24 Benchmarks proposed presently(1) HTR Benchmark The WPPR address the issue of pebble bed reactors to avoid overlap for the IAEA prism type benchmark. The PBMR concept is more interesting for physics studies than the prismatic type. Proposals for HTR plutonium physics benchmark are presented by M.Delpech (CEA) and H.I, Rutten (Framatom). Furthermore, U. Kasemeyer presents the analysis of experiment carried out on HTR at the PROTEUS facility. The experimental data are of interest, but the PROTEUS geometry is complicated and difficult to model. So it is a candidate for work in a second phase study.

25 Benchmarks proposed presently(2) MOX core transient benchmark A benchmark exercise on Kinetic Parameters via Calculation/Experiment Comparison of Reactivity Effect in CROCUS is proposed.
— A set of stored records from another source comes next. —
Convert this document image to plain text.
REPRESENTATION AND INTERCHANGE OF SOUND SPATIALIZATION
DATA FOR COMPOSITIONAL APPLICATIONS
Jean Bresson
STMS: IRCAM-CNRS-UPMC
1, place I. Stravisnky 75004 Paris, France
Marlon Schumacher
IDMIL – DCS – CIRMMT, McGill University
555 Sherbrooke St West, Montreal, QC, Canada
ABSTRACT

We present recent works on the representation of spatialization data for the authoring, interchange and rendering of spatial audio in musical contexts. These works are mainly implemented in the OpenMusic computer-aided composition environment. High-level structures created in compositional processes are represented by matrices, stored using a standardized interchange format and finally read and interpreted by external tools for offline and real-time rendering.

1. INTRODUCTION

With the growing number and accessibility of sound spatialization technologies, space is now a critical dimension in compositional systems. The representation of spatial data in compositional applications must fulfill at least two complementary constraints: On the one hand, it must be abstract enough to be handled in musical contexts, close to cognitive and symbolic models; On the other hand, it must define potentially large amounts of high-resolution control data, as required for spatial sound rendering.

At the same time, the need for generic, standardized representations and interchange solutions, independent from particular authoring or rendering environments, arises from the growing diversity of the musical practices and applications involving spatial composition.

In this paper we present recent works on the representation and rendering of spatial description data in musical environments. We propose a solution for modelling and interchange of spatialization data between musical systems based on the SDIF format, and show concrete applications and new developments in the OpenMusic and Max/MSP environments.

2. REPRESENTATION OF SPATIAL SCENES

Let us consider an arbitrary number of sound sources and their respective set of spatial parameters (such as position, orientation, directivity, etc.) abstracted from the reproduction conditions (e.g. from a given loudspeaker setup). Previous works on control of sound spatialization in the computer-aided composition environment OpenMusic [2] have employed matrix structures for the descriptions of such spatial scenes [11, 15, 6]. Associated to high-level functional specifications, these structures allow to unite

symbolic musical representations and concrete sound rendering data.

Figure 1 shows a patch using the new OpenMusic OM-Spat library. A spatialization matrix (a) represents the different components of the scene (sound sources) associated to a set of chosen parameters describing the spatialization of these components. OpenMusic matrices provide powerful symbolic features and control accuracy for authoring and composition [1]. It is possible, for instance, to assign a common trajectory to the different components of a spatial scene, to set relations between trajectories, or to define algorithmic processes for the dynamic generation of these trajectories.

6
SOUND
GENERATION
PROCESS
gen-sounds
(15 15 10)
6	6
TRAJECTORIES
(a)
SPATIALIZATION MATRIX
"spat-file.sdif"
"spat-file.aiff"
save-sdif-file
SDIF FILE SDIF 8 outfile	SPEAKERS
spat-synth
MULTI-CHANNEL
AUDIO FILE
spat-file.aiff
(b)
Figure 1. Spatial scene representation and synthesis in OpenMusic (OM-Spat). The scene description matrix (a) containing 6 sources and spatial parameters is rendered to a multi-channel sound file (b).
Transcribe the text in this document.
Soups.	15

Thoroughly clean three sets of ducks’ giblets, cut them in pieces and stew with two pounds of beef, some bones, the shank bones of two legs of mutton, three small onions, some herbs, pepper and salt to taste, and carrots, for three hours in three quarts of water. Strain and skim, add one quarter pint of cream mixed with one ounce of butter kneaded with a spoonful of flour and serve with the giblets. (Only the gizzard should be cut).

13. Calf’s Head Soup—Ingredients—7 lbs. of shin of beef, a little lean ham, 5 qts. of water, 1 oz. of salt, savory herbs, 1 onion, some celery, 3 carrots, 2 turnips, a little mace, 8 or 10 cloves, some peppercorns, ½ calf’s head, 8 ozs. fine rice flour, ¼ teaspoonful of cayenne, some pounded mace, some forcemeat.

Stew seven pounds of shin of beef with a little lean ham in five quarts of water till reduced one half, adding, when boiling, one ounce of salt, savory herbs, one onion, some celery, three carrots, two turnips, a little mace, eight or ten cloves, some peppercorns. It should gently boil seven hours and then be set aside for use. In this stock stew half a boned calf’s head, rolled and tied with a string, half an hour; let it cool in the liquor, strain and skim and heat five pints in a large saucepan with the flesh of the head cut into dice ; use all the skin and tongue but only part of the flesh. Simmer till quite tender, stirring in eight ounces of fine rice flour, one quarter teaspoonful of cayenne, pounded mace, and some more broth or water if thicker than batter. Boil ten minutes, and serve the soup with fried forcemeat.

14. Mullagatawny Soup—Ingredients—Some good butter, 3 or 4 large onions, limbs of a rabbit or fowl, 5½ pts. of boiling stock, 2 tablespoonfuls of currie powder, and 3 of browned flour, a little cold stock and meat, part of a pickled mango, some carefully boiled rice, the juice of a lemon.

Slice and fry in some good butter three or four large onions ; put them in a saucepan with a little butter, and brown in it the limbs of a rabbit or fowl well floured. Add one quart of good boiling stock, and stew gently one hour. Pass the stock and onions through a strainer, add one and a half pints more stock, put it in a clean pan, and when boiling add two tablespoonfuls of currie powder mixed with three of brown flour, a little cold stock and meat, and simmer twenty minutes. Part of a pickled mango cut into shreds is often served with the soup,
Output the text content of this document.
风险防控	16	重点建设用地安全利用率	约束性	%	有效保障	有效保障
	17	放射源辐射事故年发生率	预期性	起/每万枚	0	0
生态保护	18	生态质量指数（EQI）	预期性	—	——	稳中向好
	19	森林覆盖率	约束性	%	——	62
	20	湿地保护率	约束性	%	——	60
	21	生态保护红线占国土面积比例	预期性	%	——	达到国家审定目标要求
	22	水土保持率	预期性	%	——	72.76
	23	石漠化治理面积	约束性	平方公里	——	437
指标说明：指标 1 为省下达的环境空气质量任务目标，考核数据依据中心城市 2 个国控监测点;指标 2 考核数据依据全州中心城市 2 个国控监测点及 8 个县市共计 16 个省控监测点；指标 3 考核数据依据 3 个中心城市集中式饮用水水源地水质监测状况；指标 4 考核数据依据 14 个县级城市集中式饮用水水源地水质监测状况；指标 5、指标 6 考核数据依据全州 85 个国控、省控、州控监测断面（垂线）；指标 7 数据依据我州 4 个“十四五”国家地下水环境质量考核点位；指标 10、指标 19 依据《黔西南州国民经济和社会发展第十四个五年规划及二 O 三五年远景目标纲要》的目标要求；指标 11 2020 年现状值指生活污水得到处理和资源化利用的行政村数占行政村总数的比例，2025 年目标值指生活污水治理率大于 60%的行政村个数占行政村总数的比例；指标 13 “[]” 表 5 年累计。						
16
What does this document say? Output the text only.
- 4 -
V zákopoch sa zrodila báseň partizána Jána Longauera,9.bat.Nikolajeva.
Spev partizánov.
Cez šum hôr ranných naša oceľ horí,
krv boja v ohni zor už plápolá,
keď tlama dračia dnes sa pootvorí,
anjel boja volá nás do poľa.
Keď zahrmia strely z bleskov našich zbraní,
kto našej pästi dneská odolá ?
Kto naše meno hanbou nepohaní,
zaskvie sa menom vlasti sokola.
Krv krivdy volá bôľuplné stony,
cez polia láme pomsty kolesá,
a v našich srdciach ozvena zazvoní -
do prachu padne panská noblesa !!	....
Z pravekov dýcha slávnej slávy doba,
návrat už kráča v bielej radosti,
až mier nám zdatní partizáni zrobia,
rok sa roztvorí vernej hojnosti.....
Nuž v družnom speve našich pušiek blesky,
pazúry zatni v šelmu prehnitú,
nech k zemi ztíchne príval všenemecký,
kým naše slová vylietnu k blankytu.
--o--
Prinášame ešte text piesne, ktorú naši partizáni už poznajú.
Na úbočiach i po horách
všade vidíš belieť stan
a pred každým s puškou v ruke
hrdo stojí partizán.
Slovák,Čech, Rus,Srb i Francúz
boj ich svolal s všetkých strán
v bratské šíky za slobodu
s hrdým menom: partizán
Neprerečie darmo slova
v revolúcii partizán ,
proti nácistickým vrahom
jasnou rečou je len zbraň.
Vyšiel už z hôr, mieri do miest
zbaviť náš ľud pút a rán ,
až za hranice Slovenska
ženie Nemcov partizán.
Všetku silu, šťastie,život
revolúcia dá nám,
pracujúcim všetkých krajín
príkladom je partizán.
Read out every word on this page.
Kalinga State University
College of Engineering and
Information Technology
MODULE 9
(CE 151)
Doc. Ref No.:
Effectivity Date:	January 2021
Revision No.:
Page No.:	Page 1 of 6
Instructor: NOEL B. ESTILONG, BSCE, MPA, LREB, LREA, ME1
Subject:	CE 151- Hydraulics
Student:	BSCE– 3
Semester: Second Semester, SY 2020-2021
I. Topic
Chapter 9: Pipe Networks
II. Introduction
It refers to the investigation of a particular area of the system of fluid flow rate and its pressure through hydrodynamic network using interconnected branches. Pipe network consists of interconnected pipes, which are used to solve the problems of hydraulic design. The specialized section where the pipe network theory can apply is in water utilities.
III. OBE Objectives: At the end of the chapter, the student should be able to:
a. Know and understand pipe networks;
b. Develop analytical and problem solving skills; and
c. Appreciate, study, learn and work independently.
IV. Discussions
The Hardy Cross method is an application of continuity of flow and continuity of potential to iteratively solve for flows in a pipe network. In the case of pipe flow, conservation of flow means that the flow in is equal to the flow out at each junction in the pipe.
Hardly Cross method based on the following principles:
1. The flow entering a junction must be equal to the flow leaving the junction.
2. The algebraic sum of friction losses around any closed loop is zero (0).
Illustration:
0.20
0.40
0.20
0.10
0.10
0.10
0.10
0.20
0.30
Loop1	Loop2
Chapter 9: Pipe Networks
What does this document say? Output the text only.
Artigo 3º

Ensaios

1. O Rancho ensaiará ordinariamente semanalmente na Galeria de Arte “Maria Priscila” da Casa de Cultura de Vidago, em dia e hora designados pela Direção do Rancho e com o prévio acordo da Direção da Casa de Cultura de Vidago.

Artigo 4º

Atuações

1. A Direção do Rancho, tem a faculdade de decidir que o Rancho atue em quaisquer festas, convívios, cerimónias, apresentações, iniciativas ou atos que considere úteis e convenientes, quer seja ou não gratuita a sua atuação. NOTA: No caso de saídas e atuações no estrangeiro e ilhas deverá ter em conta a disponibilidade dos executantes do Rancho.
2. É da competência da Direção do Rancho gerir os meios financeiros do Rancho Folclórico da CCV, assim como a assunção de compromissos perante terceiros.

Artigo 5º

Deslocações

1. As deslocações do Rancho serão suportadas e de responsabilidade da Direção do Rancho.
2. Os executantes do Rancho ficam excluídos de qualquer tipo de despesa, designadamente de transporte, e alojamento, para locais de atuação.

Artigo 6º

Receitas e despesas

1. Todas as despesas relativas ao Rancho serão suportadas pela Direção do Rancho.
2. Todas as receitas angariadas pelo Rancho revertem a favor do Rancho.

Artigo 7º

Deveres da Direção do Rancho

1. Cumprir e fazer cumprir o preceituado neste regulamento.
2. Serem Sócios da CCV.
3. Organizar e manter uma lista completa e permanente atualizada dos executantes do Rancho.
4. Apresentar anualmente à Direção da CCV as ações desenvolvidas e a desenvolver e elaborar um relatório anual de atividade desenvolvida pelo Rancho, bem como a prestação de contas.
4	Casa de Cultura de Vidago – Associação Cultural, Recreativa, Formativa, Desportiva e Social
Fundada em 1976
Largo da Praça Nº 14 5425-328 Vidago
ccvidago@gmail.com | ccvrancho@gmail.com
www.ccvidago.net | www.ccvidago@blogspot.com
It is a 3-D problem and involve 4 water heights and two control rods, six cases in all. The first phase is the UO2 fuel benchmark, and a similar exercise on MOX will follow as a further step. In fact, large discrepancies due to data libraries have been found at PSI(20% in some cases). This benchmark was endorsed by the WPPR.

26 Benchmarks proposed presently(3) Benchmarks co-operated with TFRPD (The Expert Group on reactor-based Pu Disposition) Three benchmarks are co-operated with TFRPD, that is, 3-D VENUS-2 MOX Benchmark, which specifications have been prepared as Blind Benchmark on The 3-D VENUS-2 MOX Core Measurements at May 2001, KRITZ-2 Benchmarks consist of three low enriched uranium fuel cores and one MOX fuel core, and VVER-1000 MOX Benchmark proposed by KI. Furthermore, a study related to plutonium management in the medium term (i.e. beyond LWR MOX, but prior to fast reactors) had been addressed.